Investigations with a different bacterium, Shewanella, with sediment as a native habitat, revealed similarly robust outcomes.

The dynamic range for sensing chemicals with what Shelly’s built is very good,” stated Silberg. “It will vary with the organism, but synthetic biology is really about tuning all of that.”

The particularly useful aspect of this work is the potential to distinguish between what’s chemically extractable in a marine or soil environment and what a microbe perceives is there. Just because we can grind up a soil and measure something doesn’t mean that plants or microbes know what’s there. These tools are what we need to be able to, for the first time, measure microbial perception of their environment.

Caroline Masiello, Biogeochemist

The transformed microbes are meant to be applied for lab investigation, as opposite to in the open. But tests would be much faster than current processes and allow labs to monitor a sample continuously over time. The researchers anticipate applications not only in synthetic biology and environmental science but also for tracking the environmental fate of gut bacteria being developed for diagnostics and therapeutics.

In the future, the Rice lab aims to focus its attempts on the conditional output portion of the sensor.

As we’ve been building this, people like (Rice bioscientist) Jeff Tabor and others are standardizing the sensing modules. We’re building new output modules that you could then couple to the great diversity of sensors they are building.

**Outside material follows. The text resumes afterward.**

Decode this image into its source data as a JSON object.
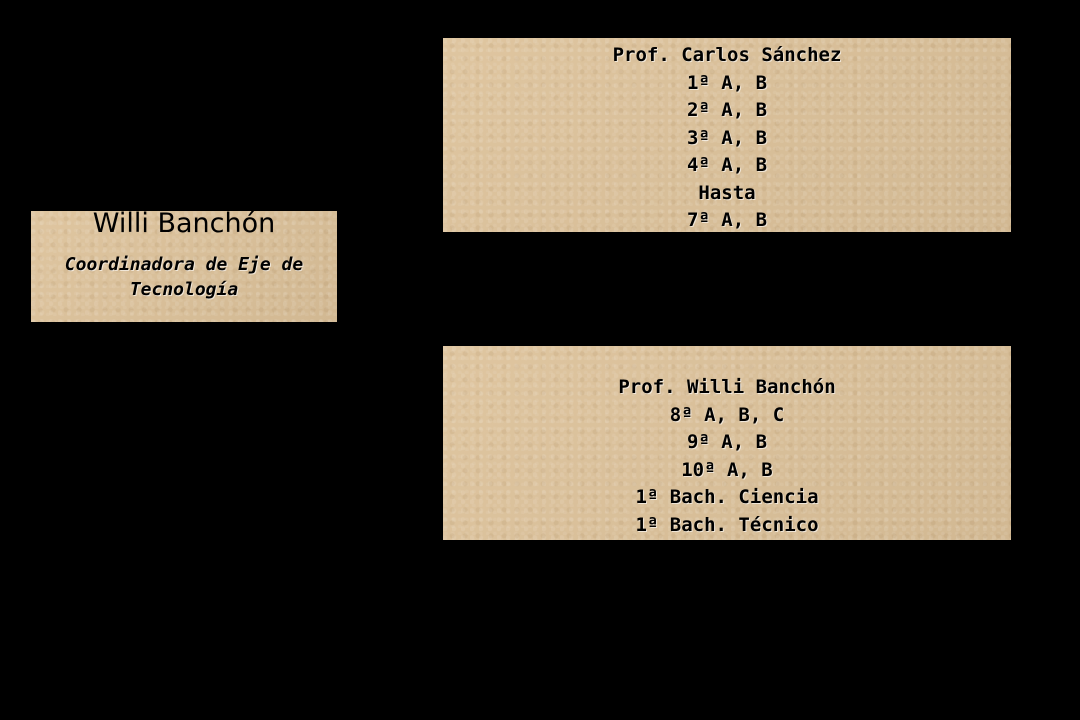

Shelly’s really led the way to prove that we can do gas reporting, and she was the first to do it in soils. She then showed we could do it with horizontal gene transfer as part of our proof of concept, and now this. The tools are just getting there, and I think applications will be next.

Jonathan Silberg, Rice Synthetic Biologist

Graduate student Ilenne Del Valle in the Systems, Synthetic and Physical Biology graduate program, research scientist Xiaodong Gao, and George Bennett, the E. Dell Butcher Professor of Biochemistry and Cell Biology, all from Rice University, are the co-authors of the paper. Silberg is an associate professor of biochemistry and cell biology. Masiello is a professor of Earth, environmental and planetary sciences.

The W.M. Keck Foundation, Rice University, a Taiwan Ministry of Education Scholarship, the National Science Foundation Long-term Ecological Research Program, Michigan State University AgBioResearch, and the Department of Energy, Offices of Science and Energy Efficiency and Renewable Energy supported the study.